Intent refines the request (optional)
The raw request "Add GET /users endpoint with pagination and auth" enters the workflow. The Requirements Analyst agent researches the codebase, finds the existing route structure in src/routes.ts and cursor-based pagination in the /orders endpoint. It produces an intent specification: EARS-format user stories ("When a client sends GET /users with page and limit params, the system shall return the paginated user list"), testable acceptance criteria, and explicit scope boundaries (GET only, no CRUD operations).
Issue arrives
The intent specification (or raw feature request, if Intent was skipped) enters the workflow. The workflow initializes a manifest and transitions to PLANNING.
Plan phase reads the codebase
The architect agent reads the codebase (read-only). It finds the existing route structure, controller patterns, and authentication middleware. It produces an implementation plan with file targets and acceptance criteria.
# Plan artifact (excerpt)
Files to modify: src/routes.ts:45, src/controllers/user.ts
Files to create: tests/user.test.ts
NOT doing: User creation, deletion, or update
Build phase writes code
The engineer agent follows the plan. Tests first: GET /users, pagination logic, auth checks. Then implementation until tests pass. No scope creep; the plan is the contract.
Test phase validates
Tests run. 14 pass, 1 fails on a pagination edge case. The workflow does not stop. It spawns a builder agent with the failure context, the fix is applied, and tests re-run. All 15 pass on the second attempt.
# Test results (retry 1)
Passed: 15 Failed: 0 Coverage: 87%
Retries used: 1 of 3
Review phase evaluates
The reviewer agent checks against quality gates. No blockers found. One tech-debt item logged for future pagination refactoring. Gate passes.

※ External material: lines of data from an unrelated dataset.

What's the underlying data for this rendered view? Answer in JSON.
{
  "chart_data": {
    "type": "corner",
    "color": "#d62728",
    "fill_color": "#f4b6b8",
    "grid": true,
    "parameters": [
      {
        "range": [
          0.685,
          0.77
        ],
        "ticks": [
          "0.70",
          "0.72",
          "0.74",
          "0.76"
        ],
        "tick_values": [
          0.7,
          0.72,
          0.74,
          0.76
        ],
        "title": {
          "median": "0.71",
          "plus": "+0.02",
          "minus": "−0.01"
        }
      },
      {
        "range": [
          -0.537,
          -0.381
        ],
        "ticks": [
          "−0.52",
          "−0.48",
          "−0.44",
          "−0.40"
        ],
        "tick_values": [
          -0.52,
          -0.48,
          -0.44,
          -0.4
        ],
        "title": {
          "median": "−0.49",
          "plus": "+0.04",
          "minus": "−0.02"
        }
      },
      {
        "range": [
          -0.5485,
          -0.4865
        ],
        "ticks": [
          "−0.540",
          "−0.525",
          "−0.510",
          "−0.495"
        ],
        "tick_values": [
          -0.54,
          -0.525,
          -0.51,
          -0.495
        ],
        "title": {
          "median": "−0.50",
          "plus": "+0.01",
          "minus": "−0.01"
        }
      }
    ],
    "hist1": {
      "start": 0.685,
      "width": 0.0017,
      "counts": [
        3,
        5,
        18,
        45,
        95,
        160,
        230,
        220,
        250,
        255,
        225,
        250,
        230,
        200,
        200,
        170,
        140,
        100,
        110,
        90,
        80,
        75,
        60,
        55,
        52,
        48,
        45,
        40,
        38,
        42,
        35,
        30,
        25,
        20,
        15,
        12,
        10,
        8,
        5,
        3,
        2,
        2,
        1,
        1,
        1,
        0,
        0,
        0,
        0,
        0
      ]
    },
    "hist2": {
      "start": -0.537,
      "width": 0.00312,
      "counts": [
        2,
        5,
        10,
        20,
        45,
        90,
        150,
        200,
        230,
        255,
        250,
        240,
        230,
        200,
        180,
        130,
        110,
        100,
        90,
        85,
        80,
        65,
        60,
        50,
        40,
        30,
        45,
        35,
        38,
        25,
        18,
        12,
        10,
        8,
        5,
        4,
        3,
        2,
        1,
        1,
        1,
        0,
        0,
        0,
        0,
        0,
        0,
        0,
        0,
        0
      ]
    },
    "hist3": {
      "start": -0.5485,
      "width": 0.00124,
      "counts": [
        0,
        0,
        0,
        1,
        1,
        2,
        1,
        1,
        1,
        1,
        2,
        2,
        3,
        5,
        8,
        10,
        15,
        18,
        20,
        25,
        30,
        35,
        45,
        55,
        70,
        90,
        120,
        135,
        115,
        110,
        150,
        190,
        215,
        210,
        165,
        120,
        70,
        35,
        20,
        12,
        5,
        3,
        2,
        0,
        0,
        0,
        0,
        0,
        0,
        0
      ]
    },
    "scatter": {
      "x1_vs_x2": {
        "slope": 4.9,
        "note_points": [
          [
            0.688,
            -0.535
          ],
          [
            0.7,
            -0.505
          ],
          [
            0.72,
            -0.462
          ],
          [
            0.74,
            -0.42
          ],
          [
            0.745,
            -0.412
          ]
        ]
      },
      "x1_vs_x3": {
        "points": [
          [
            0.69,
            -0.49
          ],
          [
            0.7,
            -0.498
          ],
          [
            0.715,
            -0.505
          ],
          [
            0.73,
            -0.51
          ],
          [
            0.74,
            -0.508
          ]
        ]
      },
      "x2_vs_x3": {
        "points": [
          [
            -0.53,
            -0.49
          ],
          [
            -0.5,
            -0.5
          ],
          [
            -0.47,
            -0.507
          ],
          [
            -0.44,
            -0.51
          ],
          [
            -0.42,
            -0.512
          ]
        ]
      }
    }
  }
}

Document phase writes docs
Docs are generated from the actual diffs, not from scratch. API docs for the new endpoint, a changelog entry, and inline code comments.
Deploy phase ships a PR
A pull request is created with: descriptive title, summary of changes, test evidence (15/15 pass, 87% coverage), review findings, and doc updates. The team designed and built the layer. The workflow executed the full lifecycle from plan to PR.